Galileo Security Overview¶
Self-Hosting vs Default Hosting¶
Galileo is a Platform-as-a-Service offering, and as such, it allows the end user to host certain components of the platform on their own self-administered resources. Currently users can choose to host their own object storage and their own compute resources or to use the default storage and compute resources provided by Galileo. In both cases, Galileo gives administrators of storage and compute assets segmented control of both resource access and permissions. All authentication flows are handled via Auth0.

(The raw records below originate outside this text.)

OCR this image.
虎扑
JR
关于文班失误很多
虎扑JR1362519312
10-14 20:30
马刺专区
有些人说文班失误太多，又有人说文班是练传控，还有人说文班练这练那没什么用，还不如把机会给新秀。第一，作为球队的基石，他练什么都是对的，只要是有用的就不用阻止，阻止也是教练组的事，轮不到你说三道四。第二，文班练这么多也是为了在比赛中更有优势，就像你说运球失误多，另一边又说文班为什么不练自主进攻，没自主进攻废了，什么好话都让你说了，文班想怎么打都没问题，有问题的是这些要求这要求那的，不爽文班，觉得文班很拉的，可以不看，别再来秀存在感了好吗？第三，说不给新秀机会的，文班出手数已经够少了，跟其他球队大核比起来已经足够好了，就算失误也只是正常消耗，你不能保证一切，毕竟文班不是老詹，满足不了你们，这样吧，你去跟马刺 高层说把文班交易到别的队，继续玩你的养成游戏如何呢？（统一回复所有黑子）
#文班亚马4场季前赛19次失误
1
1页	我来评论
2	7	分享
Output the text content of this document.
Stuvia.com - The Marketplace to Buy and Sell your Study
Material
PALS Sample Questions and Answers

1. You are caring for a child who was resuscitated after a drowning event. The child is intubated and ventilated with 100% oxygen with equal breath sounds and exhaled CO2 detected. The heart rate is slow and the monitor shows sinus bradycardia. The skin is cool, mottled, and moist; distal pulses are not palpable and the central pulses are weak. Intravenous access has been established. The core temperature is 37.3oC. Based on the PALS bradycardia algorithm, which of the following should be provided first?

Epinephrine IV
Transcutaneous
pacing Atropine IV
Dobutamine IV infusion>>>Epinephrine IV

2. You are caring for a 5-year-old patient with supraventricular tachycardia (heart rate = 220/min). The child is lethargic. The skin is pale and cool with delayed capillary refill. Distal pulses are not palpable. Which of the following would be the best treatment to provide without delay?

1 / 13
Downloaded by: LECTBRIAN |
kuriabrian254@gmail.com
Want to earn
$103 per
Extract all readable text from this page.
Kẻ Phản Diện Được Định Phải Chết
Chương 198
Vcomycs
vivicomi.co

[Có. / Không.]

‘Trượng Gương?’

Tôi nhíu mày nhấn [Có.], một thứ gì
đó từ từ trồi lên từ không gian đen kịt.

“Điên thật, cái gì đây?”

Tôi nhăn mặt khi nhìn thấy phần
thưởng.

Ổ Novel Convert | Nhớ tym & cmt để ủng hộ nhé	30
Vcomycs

The default storage provider used by Galileo for Mission input files and job results is GCP Storage (standard level). More info on the security profile of GCP Storage can be found here. Users can choose to store input and result files on their own self-administered object storage, via the Cargo Bays feature, if they choose to do so and if Galileo already supports that particular storage technology. In this bring-your-own-storage scenario, the storage administrator has full control over the access and persistence of the files consumed and generated by the Galileo platform for the Galileo accounts targeting that resource as the storage destination. The Galileo web service requires a user-provided API key to access non-default object storage. These keys are stored in an encrypted format; access can be revoked by deleting the associated Cargo Bay which removes the authentication credentials.
Users of Galileo can host their own computational resources (virtual machines, HPC, etc.) by running their own instances of the Landing Zone daemon process and authenticating it against their Galileo account. Running a Landing Zone does not require that the host machine be exposed to the wider internet via a public IP address, nor does it require any special VPN settings. When a user runs their own LZ, they retain total control of the underlying host machine and any jobs sent to the LZ via the Galileo web service (for more info, see Access Control). The LZ daemon is written in Python and the source code can be obtained and audited for security analysis purposes.
Alternatively, users can run on the default compute resources provided in the communal Stations (the Linux and Windows Stations), or they can purchase privately provisioned LZ instances. Users are given access to complimentary default computational resources when their account is created. Be aware that the default computational resources run simultaneous workloads from multiple Galileo users in containerized virtual environments. Provisioned Landing Zones, however, are private to the user who purchased them. All instances are sourced from GCP Compute Engine, AWS EC2, and Azure Virtual Machines.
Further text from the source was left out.